One person said it was habit, and I thought, yes. Another said she liked making beautiful sentences, and I totally get that too. Art is one place, she said, where we can take something difficult and make it beautiful.

For me, I think the answer is a combination of those two things. Writing is a habit now—I’m not sure I would know how else to fill that time. And the making of something beautiful—yes. Yes. There is so much that is ugly in our world. Anxiety and uncertainty about the future feel paralyzing at times. If it’s within our power to make something beautiful, why wouldn’t we do that if we can?

If we can. The pressure the world puts on each one of us every day to give up our dreams, to throw in the towel, to admit we can’t do what we dream of doing, is unrelenting. There are a million ways to measure “success”—which can equal a million ways to feel bad about what we’ve done or the way we’ve done it.

This post started out as a meditation on spring, and I had a half-remembered line of poetry from Robert Frost I intended to include.
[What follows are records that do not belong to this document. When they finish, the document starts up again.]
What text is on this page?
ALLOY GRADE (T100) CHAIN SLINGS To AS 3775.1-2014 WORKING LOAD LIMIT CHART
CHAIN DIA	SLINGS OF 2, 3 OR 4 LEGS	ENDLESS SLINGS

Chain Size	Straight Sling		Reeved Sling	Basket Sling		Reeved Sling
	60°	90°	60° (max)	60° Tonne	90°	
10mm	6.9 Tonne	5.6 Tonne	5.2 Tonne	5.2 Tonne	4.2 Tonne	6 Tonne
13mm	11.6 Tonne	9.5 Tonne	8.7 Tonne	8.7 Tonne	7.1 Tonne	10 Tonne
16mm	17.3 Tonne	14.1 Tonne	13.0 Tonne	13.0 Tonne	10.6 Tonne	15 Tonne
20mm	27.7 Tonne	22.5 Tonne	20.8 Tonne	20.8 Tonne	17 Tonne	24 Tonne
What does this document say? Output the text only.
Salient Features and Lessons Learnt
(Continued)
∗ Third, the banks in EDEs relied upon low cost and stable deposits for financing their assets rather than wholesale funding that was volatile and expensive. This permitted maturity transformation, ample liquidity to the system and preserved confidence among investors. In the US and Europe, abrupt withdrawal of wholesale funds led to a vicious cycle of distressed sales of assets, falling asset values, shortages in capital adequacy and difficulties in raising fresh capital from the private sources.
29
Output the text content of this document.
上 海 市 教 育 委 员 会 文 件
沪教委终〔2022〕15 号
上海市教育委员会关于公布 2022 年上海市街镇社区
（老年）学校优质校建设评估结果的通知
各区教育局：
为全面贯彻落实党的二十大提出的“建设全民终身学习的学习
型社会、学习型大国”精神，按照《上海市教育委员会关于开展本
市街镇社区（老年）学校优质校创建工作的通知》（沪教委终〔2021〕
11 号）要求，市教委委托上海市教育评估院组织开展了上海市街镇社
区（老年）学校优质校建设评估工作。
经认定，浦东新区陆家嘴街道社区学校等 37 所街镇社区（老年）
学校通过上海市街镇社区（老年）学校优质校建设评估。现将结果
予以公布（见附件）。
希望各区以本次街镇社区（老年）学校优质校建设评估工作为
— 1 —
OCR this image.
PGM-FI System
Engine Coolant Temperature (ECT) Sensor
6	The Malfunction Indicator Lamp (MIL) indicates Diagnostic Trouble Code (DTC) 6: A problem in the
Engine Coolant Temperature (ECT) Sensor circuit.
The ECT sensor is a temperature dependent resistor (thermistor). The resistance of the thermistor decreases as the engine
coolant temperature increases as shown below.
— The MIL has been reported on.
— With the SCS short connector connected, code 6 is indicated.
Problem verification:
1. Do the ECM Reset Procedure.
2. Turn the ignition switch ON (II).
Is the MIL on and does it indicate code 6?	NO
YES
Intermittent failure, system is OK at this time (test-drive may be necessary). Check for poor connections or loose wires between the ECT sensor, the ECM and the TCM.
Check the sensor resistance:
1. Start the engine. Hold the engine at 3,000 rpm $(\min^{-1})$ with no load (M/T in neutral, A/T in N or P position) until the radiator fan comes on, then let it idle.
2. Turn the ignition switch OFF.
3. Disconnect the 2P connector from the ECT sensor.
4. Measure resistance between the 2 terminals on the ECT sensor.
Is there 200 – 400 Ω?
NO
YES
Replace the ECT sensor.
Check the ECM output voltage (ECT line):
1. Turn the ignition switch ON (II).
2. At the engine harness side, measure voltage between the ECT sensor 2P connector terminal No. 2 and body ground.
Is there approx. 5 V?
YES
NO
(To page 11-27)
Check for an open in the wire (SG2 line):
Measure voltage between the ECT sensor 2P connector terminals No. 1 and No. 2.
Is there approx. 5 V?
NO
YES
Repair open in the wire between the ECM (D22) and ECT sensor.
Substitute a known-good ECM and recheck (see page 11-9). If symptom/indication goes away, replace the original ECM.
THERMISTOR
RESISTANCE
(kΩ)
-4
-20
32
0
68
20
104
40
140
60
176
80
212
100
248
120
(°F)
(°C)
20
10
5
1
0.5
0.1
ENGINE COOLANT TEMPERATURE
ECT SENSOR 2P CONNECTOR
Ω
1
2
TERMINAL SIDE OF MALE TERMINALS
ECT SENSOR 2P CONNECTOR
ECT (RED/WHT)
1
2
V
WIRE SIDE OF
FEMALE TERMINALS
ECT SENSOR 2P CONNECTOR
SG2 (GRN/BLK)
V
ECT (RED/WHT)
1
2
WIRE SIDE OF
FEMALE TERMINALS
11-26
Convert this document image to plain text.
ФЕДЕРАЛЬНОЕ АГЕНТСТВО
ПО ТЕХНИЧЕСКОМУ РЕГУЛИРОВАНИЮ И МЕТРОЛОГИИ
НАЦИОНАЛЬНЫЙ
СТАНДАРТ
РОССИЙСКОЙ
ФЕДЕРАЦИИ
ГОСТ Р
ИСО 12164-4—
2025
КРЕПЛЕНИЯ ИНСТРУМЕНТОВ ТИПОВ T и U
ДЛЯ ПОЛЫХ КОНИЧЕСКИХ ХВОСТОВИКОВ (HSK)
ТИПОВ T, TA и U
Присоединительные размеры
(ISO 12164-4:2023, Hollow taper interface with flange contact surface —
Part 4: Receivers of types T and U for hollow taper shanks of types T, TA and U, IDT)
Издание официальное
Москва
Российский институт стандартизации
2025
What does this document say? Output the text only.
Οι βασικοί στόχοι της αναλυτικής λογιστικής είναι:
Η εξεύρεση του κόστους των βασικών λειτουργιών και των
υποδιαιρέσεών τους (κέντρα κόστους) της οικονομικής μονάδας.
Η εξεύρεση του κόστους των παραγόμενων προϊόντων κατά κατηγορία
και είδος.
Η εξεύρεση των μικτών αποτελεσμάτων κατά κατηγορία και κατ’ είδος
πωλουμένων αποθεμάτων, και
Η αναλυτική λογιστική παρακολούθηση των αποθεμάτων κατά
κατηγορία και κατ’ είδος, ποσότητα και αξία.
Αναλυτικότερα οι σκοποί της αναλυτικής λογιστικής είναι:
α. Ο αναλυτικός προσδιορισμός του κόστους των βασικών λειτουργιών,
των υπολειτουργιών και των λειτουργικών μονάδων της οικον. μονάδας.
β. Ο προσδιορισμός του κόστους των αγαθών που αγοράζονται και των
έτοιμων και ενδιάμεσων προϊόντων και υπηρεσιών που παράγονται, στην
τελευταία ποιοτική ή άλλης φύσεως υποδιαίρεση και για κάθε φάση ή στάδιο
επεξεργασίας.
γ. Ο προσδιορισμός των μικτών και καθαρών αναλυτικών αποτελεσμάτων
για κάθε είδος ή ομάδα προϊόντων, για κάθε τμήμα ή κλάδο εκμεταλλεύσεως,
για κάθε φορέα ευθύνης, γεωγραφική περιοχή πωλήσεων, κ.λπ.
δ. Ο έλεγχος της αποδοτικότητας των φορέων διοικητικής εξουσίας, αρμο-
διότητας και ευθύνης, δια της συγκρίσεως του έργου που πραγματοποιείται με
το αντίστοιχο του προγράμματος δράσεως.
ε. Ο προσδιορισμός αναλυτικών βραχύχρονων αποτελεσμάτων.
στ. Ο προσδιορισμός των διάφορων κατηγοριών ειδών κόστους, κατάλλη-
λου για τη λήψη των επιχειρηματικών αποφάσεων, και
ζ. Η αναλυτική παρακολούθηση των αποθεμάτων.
But when I looked it up, I found another lovely Frost poem I’d forgotten about called A Prayer in Spring, and I realized the first stanza perfectly captures what I’m trying to say:

Oh, give us pleasure in the flowers today;

And give us not to think so far away

As the uncertain harvest; keep us here

All simply in the springing of the year.

The flowers of today in my garden

I love the rhythm of these lines, and the way changing “spring” to “springing” gives the energetic, playful feeling of the season. What I love most, though, is the reminder to take pleasure in the flowers of today—because the truth is, the harvest is always uncertain. We can write or plan or create, but the “harvest”, i.e. what comes to be because of our efforts, is always beyond our control.

If there is anything that’s certain, it is, as one of the panelists said, that the world will do as it will. And that brings me back to my original question: what to do now? Because however much I might long to, I can’t stay here forever “all simply in the springing of the year.” Time moves on in that way it has, and the seasons will change again.

But I have to believe that that being present to the flowers today is worth it, no matter what harvest it brings.

And so, for now, I plan to keep writing.